Câmara de Salvador proíbe o arrastão da Quarta de Cinzas

Festividade foi criada por Carlinhos Brown e fecha o calendário de festas de rua na capital baiana: sanção depende do prefeito

Ng Adenilson/LatinContent via Getty ImagesNg Adenilson/LatinContent via Getty Images

atualizado 12/09/2019 20:48

Por motivos religiosos, a Câmara Municipal de Salvador proibiu, nesta quarta-feira (11/09/2019), qualquer festividade carnavalesca na Quarta-feira de Cinzas. O projeto de lei ainda depende da sanção do prefeito da cidade, ACM Neto (DEM-BA), para virar lei.

O texto estipula que a partir das 5h da quarta-feira após o Carnaval, estão proibidas festas e blocos de rua. A proposta é de autoria do vereador Henrique Carballal (PV-BA), que justificou a iniciativa com motivações religiosas: segundo ele, a Quarta-feira de Cinzas marca o início da Quaresma e não pode ser um dia de festas pagãs.

O período de 40 dias que antecede a Páscoa é marcado, entre os católicos, por resguardo e oração. À Folha de São Paulo, Carballal, que é ligado à Igreja Católica, afirmou que o Carnaval “é uma festa ligada ao calendário eclesiástico.
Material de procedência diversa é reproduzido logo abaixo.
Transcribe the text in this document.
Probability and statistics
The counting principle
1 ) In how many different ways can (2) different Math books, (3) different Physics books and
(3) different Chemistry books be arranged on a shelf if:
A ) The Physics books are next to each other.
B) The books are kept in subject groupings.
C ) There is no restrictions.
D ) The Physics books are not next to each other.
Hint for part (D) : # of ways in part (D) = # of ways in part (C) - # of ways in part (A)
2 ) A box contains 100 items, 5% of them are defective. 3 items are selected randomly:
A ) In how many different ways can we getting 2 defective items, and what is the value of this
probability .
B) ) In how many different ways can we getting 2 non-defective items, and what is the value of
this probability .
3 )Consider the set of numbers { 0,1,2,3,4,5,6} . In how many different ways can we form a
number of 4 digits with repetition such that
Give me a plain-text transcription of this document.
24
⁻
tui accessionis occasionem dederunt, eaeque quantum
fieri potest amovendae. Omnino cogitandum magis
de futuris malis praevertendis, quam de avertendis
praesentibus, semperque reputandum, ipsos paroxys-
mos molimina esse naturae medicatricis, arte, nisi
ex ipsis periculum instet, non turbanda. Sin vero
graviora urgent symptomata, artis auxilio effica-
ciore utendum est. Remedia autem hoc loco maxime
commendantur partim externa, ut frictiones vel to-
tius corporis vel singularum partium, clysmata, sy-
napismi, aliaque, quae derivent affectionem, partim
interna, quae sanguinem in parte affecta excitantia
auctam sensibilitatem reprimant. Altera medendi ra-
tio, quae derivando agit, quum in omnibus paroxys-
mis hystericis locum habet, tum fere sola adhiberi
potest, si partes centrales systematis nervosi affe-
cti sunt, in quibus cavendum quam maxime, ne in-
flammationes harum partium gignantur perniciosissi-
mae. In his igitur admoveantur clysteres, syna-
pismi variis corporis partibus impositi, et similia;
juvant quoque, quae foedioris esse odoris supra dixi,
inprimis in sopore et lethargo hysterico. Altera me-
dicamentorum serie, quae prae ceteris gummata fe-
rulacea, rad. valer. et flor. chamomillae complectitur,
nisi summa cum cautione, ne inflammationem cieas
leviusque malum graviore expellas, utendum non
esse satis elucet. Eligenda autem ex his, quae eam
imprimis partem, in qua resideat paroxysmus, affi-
Esticá-lo para a Quarta-feira de cinzas é, na verdade, fazer uma negação do que é o Carnaval”. Ele ainda argumentou que apesar da laicidade do Estado, é preciso reconhecer uma maioria cristã na população. “Gosto de Carnaval, mas o que vinha acontecendo era um exagero”, pontuou.

Em Salvador, a data é marcada, há 24 anos, pelo arrastão da Quarta de Cinzas. O evento foi criado por Carlinhos Brown e consiste em um desfile mais curto e veloz, no caminho contrário do tradicional carnavalesco: vai da Barra até Ondina e carrega foliões que não querem o fim do feriado, além de ambulantes que ajudam a movimentar a economia da cidade no período.